On December 19, 2014, the President signed into law the ABLE Act. The ABLE Act was established to encourage and assist individuals and families with saving funds for the purpose of helping individuals with disabilities to maintain health, independence, and quality of life. Qualified ABLE programs will provide secure funding for disability-related expenses for qualified individuals with disabilities that will supplement, but not replace, benefits provided through private insurance, Medicaid, SSI, the individual’s employment, and other sources.
This article provides important information regarding the Achieving a Better Life Experience (ABLE) Act (P.L. 113-295) and ABLE accounts. Specific guidance on how to treat ABLE accounts for Supplemental Security Income (SSI) income and resources purposes will follow in future issues of our newsletter.
1. What is an ABLE account?
An ABLE account is a tax-advantaged account, similar to a Section 529 qualified tuition program (QTP). ABLE accounts are administered by the State in which the individual resides and they must be established for the benefit of the individual. The designated beneficiary is also the owner of the account.
2. Who is eligible for an ABLE account?
To be eligible for an ABLE account, a person must be blind or disabled according to the Social Security definition of disability by a condition or conditions that began before age 26. Eligible individuals are limited to one ABLE account.
3. What is the maximum contribution for ABLE accounts?
Generally, ABLE accounts may not receive aggregate contributions during a taxable year in excess of the annual gift tax exemption (which is $14,000 for 2015). Each State will set a maximum balance for ABLE accounts.
4. Will ABLE account balances count towards the SSI statutory resource limit?
For SSI purposes, we will exclude as a resource the first $100,000 in an ABLE account.
5. What happens if an SSI recipient has excess resources held in an ABLE account?
If an individual is ineligible due to excess resources held in an ABLE account, we will suspend the SSI benefits without a time limit, but not terminate the benefits. The SSI recipient would remain eligible for Medicaid while in suspense.
6. Are ABLE accounts transferrable?
ABLE accounts are transferrable to family members who are also qualified individuals.
7. What distributions are allowed from ABLE accounts and what is their impact on SSI benefits?
Some qualifying distributions are education, housing, transportation, employment support, assistive technology, health and wellness. Qualifying distributions from the ABLE account would not generally affect SSI eligibility or payment amount.
Distributions from an ABLE account for the purpose of housing expenses will be countable income for SSI purposes.
8. What happens upon the death of an ABLE account beneficiary?
Subject to certain outstanding debts, the State can file a claim against the ABLE account for reimbursement of any medical assistance paid on behalf of the account beneficiary after establishment of the ABLE account.
9. When will there be POMS instructions on ABLE accounts?
The Department of the Treasury will publish regulations early this summer and many States will have to pass legislation to establish the ABLE account program.

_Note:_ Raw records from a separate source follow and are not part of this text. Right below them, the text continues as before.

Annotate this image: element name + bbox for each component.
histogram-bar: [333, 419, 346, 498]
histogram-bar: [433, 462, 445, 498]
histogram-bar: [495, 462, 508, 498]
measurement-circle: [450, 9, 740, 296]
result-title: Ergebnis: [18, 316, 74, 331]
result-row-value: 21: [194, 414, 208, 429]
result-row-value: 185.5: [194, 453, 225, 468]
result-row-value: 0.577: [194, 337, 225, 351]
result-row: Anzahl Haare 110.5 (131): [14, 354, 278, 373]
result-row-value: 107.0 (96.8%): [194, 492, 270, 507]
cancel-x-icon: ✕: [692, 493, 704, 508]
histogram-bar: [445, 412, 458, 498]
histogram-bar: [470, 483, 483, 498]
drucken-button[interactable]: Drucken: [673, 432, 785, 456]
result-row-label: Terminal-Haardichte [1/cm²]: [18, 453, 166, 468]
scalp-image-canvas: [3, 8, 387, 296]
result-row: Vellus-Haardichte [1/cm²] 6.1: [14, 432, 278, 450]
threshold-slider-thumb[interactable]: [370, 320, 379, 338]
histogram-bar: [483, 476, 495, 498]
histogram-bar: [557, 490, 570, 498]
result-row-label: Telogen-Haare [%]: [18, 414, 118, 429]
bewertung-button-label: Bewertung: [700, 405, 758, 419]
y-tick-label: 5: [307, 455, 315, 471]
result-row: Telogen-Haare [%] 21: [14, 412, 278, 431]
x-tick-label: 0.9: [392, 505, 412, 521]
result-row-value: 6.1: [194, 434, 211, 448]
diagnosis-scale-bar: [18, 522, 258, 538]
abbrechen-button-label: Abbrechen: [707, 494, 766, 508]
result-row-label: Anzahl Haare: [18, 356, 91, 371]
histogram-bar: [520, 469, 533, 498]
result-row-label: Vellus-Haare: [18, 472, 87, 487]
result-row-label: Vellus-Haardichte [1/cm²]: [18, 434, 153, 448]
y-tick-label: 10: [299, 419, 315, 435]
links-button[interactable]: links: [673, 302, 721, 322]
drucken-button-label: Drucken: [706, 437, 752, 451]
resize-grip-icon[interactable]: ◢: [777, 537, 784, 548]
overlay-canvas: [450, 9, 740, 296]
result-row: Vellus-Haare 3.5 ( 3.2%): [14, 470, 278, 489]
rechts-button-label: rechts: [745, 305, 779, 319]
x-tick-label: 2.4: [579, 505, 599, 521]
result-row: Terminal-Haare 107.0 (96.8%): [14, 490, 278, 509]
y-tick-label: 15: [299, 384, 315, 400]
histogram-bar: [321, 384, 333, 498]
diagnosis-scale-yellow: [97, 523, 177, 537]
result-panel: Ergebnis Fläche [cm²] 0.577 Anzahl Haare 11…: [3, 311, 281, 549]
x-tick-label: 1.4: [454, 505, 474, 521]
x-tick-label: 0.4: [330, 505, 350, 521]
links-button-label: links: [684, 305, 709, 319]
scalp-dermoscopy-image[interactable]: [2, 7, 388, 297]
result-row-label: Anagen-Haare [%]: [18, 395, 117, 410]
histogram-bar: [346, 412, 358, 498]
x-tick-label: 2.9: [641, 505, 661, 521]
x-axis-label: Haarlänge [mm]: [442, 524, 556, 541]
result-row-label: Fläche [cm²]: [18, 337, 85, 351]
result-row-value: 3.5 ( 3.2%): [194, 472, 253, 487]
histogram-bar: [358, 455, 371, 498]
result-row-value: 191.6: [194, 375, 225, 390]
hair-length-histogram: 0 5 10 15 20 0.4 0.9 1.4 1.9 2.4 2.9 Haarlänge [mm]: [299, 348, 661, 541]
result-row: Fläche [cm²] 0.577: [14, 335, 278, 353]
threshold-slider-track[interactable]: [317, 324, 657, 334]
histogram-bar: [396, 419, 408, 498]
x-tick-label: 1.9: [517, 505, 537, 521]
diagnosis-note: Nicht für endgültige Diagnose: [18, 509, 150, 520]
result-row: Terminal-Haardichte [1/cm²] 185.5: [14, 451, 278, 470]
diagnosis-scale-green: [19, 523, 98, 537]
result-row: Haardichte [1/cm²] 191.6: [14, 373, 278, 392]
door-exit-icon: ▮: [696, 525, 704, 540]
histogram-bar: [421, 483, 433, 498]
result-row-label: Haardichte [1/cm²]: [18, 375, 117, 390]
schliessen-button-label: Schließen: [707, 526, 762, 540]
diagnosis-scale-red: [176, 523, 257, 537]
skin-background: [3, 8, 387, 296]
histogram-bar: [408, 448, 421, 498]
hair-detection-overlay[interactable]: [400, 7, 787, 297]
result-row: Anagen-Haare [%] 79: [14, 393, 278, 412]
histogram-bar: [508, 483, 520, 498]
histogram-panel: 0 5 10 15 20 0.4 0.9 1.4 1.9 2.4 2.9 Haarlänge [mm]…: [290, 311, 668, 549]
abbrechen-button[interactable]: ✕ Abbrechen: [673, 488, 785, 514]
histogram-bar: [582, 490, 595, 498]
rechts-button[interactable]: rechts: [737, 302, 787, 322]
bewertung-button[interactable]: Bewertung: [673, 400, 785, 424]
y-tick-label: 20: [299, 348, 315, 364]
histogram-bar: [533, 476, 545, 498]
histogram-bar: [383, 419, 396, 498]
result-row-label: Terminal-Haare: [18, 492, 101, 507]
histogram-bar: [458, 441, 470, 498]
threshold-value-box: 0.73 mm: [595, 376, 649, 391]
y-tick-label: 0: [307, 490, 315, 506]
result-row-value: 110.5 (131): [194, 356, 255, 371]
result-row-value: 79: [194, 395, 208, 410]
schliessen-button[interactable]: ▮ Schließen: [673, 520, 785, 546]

After we receive more guidance from Treasury, we will issue specific instructions on how to treat ABLE accounts for income and resources purposes.
10. What should we tell the public if they ask how to establish an ABLE account?
ABLE accounts must be established under a program established and maintained by the individual’s State of residence. Refer individuals to their State Comptroller or Tax Office for questions concerning ABLE accounts.
Direct all program-related and technical questions to your RO support staff or PSC OA staff. RO support staff or PSC OA staff may refer questions or problems to their Central Office.